Both Tiraspol’s administration and the regional media campaigned for the ruling political party United Russia and called for a high turnout at polling stations. Transnistria’s leader, Vadim Krasnoselski, urged the people on the left bank of the Dniester to come to the polls “because despite all the difficulties, Russia does not forget Transnistria and helps it as much as possible.”

It seems that the campaigning, along with the Russian sponsorship in the region, show great results during every election ballot, as Russian citizens voting in Russian elections in Transnistria are a more active electorate than Moldovan citizens residing in Transnistria and voting in the Moldovan elections at the polling stations arranged on the other bank of the Dniester, especially for them. In the previous Russia’s legislative elections, 56 thousand people voted in Transnistria, while just under 29 thousand inhabitants of the Transnistrian region voted in the recent Moldova’s parliamentary elections.

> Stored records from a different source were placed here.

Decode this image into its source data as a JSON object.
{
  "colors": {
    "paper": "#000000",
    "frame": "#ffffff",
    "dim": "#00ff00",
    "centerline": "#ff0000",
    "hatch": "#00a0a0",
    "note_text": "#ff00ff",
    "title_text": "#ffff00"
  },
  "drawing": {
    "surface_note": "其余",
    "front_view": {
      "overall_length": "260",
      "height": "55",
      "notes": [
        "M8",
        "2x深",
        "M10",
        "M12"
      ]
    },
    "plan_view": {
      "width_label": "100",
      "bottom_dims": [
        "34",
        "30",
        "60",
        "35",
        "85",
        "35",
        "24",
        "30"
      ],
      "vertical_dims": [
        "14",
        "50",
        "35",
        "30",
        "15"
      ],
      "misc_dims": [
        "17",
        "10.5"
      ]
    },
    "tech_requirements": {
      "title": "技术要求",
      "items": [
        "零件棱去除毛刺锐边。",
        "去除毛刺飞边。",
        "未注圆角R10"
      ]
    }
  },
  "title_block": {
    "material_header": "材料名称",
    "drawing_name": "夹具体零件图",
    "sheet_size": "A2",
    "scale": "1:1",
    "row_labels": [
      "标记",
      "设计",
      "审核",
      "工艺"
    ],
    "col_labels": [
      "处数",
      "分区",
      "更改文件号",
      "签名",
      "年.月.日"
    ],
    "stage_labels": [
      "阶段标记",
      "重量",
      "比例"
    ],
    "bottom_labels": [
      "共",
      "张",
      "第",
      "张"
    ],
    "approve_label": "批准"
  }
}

Before every election ballot held in the Russian Federation, Moldovan authorities make statements, suggesting the Russian side to abstain from opening polling stations in Transnistria, whereas Russian authorities ignore them every time.

This year, the Ministry of Foreign Affairs and European Integration of the Republic of Moldova also sent a note of protest against opening the polling stations in Transnistria. “The Ministry of Foreign Affairs and European Integration regrets that, despite the position consistently expressed by the Moldovan authorities, the Russian side acted in a manner that does not correspond to the principle of sovereignty and territorial integrity of the Republic of Moldova and the bilateral legal framework.”

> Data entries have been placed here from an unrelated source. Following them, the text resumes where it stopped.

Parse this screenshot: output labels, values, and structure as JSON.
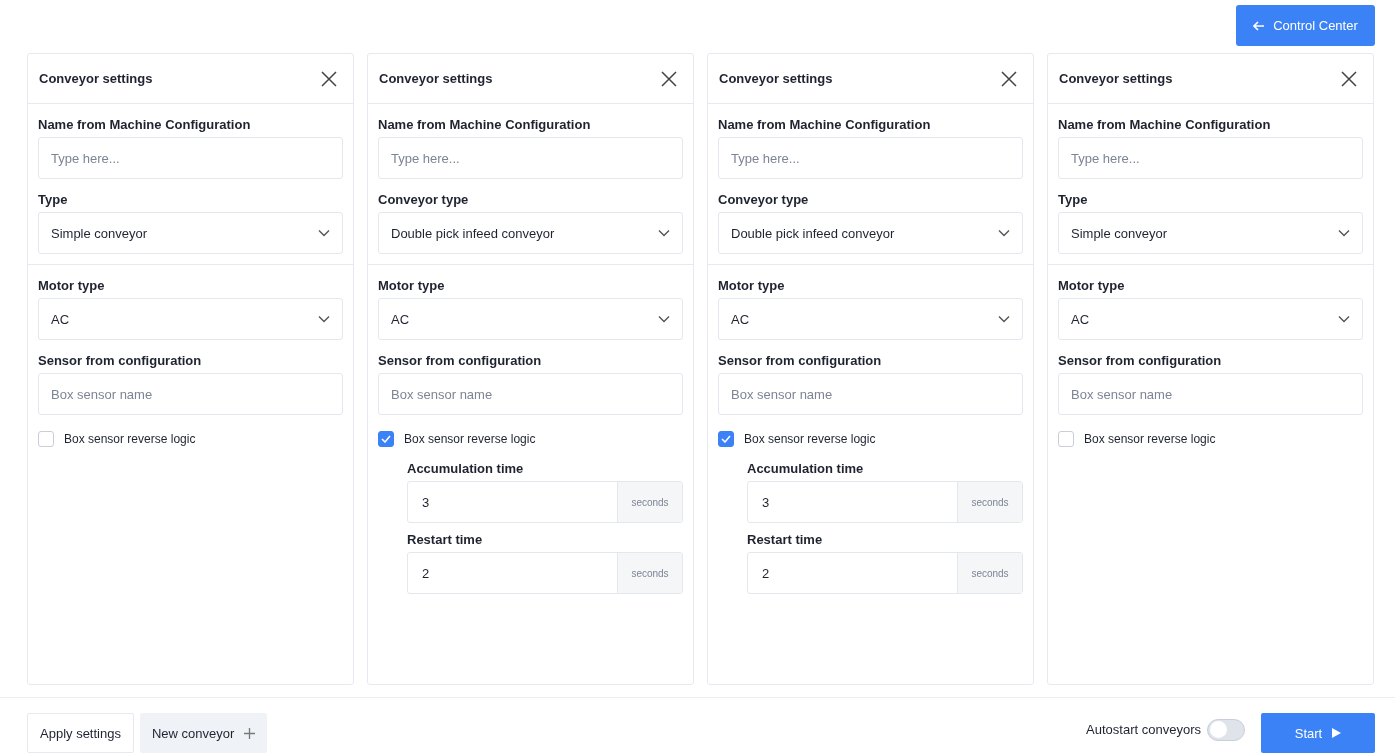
{
  "control_center_button": {
    "label": "Control Center"
  },
  "panels": [
    {
      "title": "Conveyor settings",
      "name": {
        "label": "Name from Machine Configuration",
        "placeholder": "Type here..."
      },
      "type": {
        "label": "Type",
        "value": "Simple conveyor"
      },
      "motor": {
        "label": "Motor type",
        "value": "AC"
      },
      "sensor": {
        "label": "Sensor from configuration",
        "placeholder": "Box sensor name"
      },
      "reverse_logic": {
        "label": "Box sensor reverse logic",
        "checked": false
      }
    },
    {
      "title": "Conveyor settings",
      "name": {
        "label": "Name from Machine Configuration",
        "placeholder": "Type here..."
      },
      "type": {
        "label": "Conveyor type",
        "value": "Double pick infeed conveyor"
      },
      "motor": {
        "label": "Motor type",
        "value": "AC"
      },
      "sensor": {
        "label": "Sensor from configuration",
        "placeholder": "Box sensor name"
      },
      "reverse_logic": {
        "label": "Box sensor reverse logic",
        "checked": true
      },
      "timings": [
        {
          "label": "Accumulation time",
          "value": "3",
          "unit": "seconds"
        },
        {
          "label": "Restart time",
          "value": "2",
          "unit": "seconds"
        }
      ]
    },
    {
      "title": "Conveyor settings",
      "name": {
        "label": "Name from Machine Configuration",
        "placeholder": "Type here..."
      },
      "type": {
        "label": "Conveyor type",
        "value": "Double pick infeed conveyor"
      },
      "motor": {
        "label": "Motor type",
        "value": "AC"
      },
      "sensor": {
        "label": "Sensor from configuration",
        "placeholder": "Box sensor name"
      },
      "reverse_logic": {
        "label": "Box sensor reverse logic",
        "checked": true
      },
      "timings": [
        {
          "label": "Accumulation time",
          "value": "3",
          "unit": "seconds"
        },
        {
          "label": "Restart time",
          "value": "2",
          "unit": "seconds"
        }
      ]
    },
    {
      "title": "Conveyor settings",
      "name": {
        "label": "Name from Machine Configuration",
        "placeholder": "Type here..."
      },
      "type": {
        "label": "Type",
        "value": "Simple conveyor"
      },
      "motor": {
        "label": "Motor type",
        "value": "AC"
      },
      "sensor": {
        "label": "Sensor from configuration",
        "placeholder": "Box sensor name"
      },
      "reverse_logic": {
        "label": "Box sensor reverse logic",
        "checked": false
      }
    }
  ],
  "footer": {
    "apply_button": "Apply settings",
    "new_conveyor_button": "New conveyor",
    "autostart": {
      "label": "Autostart conveyors",
      "on": false
    },
    "start_button": "Start"
  }
}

The Ministry representatives noted that Russian authorities were informed of the lack of impediments to open polling stations in localities under the control of Moldova’s constitutional authorities and requested the Russian side to refrain from opening the 27 polling stations in the localities of the breakaway region, given the impossibility of ensuring the necessary security conditions for the current elections.

Moscow’s Central Election Commission also opened nine polling stations in Abkhazia and ten in South Ossetia – two disputed territories that were internationally recognised by Russia and a few more countries, while considered under military occupation, according to the Georgian Government. These lands, that are under the exclusive control of Russia, offer good opportunities to ‘correct’ any uncomfortable results obtained in the country, where the ruling political party no longer enjoys as much support as it wants to appear.